In Kinder tuminana this week, I have been reminded of the wonderful process by which emergent writers become more adept at transferring their thoughts to paper.
The realization that what they are putting on paper conveys meaning to someone else is a powerful moment to be a part of.
I have a Dad in Kinder tuminana who has wallpapered his shed, pictured below right, with his daughter’s paintings as they tell the story of her first weeks in Kindergarten doing her favourite thing - painting. The fact her paintings are displayed shows the importance of them to her family and her learning and she has an important message to convey.
I have long been an advocate of drawing as a first step in the writing process. Every child can draw every day using a variety of materials.... the important step is what we do with it once they have completed it.

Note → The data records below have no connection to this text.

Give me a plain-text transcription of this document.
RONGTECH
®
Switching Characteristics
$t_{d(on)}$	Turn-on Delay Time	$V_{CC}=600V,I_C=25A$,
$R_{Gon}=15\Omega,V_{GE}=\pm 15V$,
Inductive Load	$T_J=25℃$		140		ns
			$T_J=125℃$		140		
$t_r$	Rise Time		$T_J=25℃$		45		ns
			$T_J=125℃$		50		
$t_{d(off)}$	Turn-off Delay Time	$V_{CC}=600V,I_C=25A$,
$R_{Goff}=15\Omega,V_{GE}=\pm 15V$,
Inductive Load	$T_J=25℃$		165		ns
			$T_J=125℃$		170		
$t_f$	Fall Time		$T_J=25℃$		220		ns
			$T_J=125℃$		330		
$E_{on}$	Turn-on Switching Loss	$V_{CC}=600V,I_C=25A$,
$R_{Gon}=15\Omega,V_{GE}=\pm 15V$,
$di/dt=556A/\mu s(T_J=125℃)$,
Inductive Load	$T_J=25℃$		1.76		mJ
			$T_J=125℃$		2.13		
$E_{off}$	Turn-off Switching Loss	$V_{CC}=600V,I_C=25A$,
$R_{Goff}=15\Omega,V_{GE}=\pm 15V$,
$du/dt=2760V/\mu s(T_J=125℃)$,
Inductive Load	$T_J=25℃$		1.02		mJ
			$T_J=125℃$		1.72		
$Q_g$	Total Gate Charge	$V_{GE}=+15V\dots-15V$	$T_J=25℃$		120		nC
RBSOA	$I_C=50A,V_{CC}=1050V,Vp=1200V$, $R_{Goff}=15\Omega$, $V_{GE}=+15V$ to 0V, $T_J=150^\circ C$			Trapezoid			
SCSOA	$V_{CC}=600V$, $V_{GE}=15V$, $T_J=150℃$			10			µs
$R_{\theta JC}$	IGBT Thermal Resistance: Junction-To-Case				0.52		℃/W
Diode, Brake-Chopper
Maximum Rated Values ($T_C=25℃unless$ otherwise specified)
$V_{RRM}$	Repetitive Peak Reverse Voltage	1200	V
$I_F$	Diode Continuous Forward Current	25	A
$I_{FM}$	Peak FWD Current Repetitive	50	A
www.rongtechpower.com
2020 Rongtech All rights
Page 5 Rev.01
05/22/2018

As the example of this father shows, displaying and discussing our children’s attempts at drawing, mark making (or early approximations of letters) and writing ensures they begin to see the importance of the activity.
Writing is a complex interaction of cognitive and physical factors involving the hand, eye, and both sides of the brain therefore learning to write cannot be separated into just one lesson. It is the culmination of many factors in early childhood and while children’s experiences with print prior to school will be varied, most children come to school with the ability to talk, play, tell stories and draw.
This is the starting point for writing development in the Early Years classrooms. Modelled and shared writing experiences are prominent in each classroom and lead our children into the writing process with scaffolded support and structure.
There are links between reading, writing and spelling that are not always explicit. Making these obvious to our students helps capitalize on their development prior to attending school. Associate Professor Noella Mackenzie from Curtin University, recently conducted a study whereby she asked teachers to change their writing program to focus on drawing for the first part of the year for the students first full year at school.
Her findings overwhelmingly supported the use of drawing and mark making as an introduction to helping young students develop confidence in becoming writers during their first years at school.
She also identified the importance of the teachers role in supporting students to explore, experiment and document their days through drawing and exploratory writing such as marks, random letters, initial sounds and invented spelling.
Classroom programs varied with the one common element being the emphasis on drawing as part of the writing program. However, the findings confirm that drawing is an important personal means of expression which ‘when used with confidence, ease and enjoyment, allows for a confident and prolific flow of ideas’ and that what the teacher prioritises does make a difference to student learning opportunities.
In the Early Years we encourage and value drawing, to can build a bridge between children’s prior-to-school experiences, a current system of meaning making and the new system of writing. In this way writing links with drawing as a parallel means of meaning making rather than a replacement for the drawing and talking they already do so well when they arrive at school.
As can be seen from the above photos children develop at different times throughout the year in every class. The range of development in Kinder and Prep is immense and scaffolded to support every child in their endeavor to become independent writers.